重拾三年前的《涅槃日记》,却并不是回忆的延续——回忆,兴许还要回忆,毕竟那一次的涅槃,我成功了,如今提起,还免不了自豪。
不过自豪一阵、静下来、想想如今的自己、望望前方的路,依旧是一幅人在夕阳下望不尽彼端的画面,夕阳的金红色在人物肩头挥洒的暖光,我的拙笔是还渲染不出的。
我为握笔而生。
无论画笔或是文笔。
直到如今电脑取代了笔,也是一同取代的。
我的两杆笔,这样形影不离,彼此的依存才构筑起如今的我,当画到失落时,我用文字剖析失意的自己,当写到乏力时,我用自认为看得舒心的画作敦促自己前行,两杆笔,就如两条腿,交叠不息地将我运往彼端——即使彼端依旧遥远。
曾以为,这就是我要的平衡,曾以为二者将一如既往相互扶持着前行,却在不经意间,平衡开始微妙地破裂。
当我不再为自己而写、亦不再为自己而画。
曾单纯地幻想自己被万人追捧的场面,一次,一次,以为别人的眼光便是衡量自己的标准、以为那个叫“人气”的东西有着无可比拟的力量——尽管如今,还不明白那些“以为”究竟对错何在,只因那样的梦,我至如今依旧一遍遍地做着;
兴许,这就是青年吧。
年少当有梦。
然而正如那首《追梦人》的曲调听来幽婉一般,我的梦,却每每令我凋颜。
两杆笔,萦绕着两个梦,两个梦的背脊上,架着年少无数的幻想,无知者无畏,无畏者无敌,曾经那些凌云的豪情,如今看来可笑而不可及。
然而究竟是豪情更善还是冷静为佳,其实自己也不知道。
到而今,再不必故作成熟,我不过是个弱冠之年的书生,仅此而已。
但,士人皆有志。
而我的志、我的梦想,究竟向着何方?我的彼端是在直直望去的前方,还是迂回百转、如今视野之外的另一处?
未来无法预知,我能看见的只有过往。
只记得想往点拨世人的,尤是当年的自己,就像十岁那年,把梦从科学家做到了联合国秘书长。而如今的自己,我看不清,兴许还是由未来回眸更可靠些吧。

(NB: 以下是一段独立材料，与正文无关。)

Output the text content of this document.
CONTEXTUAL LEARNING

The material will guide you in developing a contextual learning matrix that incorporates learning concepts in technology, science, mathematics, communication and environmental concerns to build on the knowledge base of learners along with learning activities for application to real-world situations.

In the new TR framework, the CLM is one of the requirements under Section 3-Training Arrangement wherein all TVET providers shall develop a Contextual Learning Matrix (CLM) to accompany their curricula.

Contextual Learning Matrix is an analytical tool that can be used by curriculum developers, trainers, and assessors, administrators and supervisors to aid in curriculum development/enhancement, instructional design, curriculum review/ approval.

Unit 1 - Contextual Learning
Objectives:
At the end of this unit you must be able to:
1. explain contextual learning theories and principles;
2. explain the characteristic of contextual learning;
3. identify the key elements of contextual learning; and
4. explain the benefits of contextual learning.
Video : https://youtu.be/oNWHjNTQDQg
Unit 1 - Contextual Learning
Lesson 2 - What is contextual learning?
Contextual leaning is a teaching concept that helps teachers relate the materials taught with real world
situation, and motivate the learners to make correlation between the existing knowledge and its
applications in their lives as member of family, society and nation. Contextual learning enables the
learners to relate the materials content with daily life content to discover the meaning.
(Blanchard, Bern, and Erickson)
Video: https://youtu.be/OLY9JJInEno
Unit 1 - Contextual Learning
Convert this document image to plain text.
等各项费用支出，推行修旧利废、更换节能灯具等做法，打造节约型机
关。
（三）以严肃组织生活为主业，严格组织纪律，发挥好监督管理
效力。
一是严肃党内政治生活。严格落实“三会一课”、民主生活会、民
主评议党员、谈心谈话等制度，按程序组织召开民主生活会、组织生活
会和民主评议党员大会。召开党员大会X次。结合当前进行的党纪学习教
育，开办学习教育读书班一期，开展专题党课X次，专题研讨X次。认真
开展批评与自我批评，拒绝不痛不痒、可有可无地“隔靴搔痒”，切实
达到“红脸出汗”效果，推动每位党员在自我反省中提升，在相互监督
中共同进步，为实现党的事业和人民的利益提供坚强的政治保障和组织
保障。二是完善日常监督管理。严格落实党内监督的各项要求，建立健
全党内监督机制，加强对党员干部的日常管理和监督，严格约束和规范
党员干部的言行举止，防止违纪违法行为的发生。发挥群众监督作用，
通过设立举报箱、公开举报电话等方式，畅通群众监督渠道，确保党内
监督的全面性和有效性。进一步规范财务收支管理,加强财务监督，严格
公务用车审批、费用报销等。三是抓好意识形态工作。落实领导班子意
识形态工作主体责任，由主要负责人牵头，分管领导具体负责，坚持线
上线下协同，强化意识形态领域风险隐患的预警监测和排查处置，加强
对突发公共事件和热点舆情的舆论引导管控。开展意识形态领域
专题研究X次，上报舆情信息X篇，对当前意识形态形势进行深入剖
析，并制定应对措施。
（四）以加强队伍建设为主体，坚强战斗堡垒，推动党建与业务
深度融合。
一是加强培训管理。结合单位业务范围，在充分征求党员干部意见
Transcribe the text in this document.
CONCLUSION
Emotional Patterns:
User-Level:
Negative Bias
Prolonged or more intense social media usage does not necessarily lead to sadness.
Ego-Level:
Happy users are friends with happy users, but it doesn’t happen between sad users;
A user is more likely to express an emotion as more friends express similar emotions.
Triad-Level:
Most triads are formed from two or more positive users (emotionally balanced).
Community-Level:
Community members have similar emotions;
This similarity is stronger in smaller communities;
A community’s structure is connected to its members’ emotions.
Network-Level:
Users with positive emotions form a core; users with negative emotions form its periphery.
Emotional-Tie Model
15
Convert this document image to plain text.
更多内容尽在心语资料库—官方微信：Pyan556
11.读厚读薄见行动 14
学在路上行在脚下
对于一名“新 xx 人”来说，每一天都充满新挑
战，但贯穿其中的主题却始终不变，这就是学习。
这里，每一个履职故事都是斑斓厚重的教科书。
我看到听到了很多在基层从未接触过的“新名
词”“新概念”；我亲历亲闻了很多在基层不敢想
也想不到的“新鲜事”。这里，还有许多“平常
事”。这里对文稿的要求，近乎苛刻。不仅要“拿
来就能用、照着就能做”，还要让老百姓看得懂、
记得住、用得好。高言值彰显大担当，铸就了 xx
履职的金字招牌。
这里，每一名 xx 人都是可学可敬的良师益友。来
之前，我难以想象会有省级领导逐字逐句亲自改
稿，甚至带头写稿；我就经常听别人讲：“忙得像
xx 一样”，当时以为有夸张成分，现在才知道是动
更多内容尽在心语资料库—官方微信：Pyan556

但看清与否,路还是要走,我自不甘心舍弃我的文笔去成全我的画笔,因为独自存在的艺术品终究晦涩、这匆匆过往的人世理解不了。
但我一意孤行的文笔,似乎本身就难以立足。
我写什么、为什么而写,全然视自身而定,即便稍稍考虑外人,最终还得回到自己的原点,永远放不下的,还是独一无二的思想,哪怕剧情都必须绕其展开。
我不知道自己有什么风格,却一味成全着我的唯一性。
但我的画笔,却不这么唯一。
兴许是因为,天下的画家都画着一样的天、一样的树、一样的房子和人物吧,至少我的理解仅限于此,至少我的画笔还只能借助文笔来宣泄自己。
所以,即便画笔迈出的步子要远得多,我依然不敢单单靠他前行,我不能保证一条日行千里的腿不会把我带出轨道。
所谓轨道,对如今的我而言,还只是心头的一个形状,懵懵懂懂隐隐绰绰。
但握紧了,我不肯放。
只是假若不放手,这条路只怕将在此停滞不前。
绕了一圈,理顺了思路,却终究没能回答“何去何从”的命题,方才一念闪过,几乎宣布放弃,但写着写着又不甘心,一次次骗自己,想成为优秀的动画人或者哪怕只是漫画家,如今的阶段就当剧构的积累,但华美的谎言终究还是谎言,即便我期待这谎言付诸实践。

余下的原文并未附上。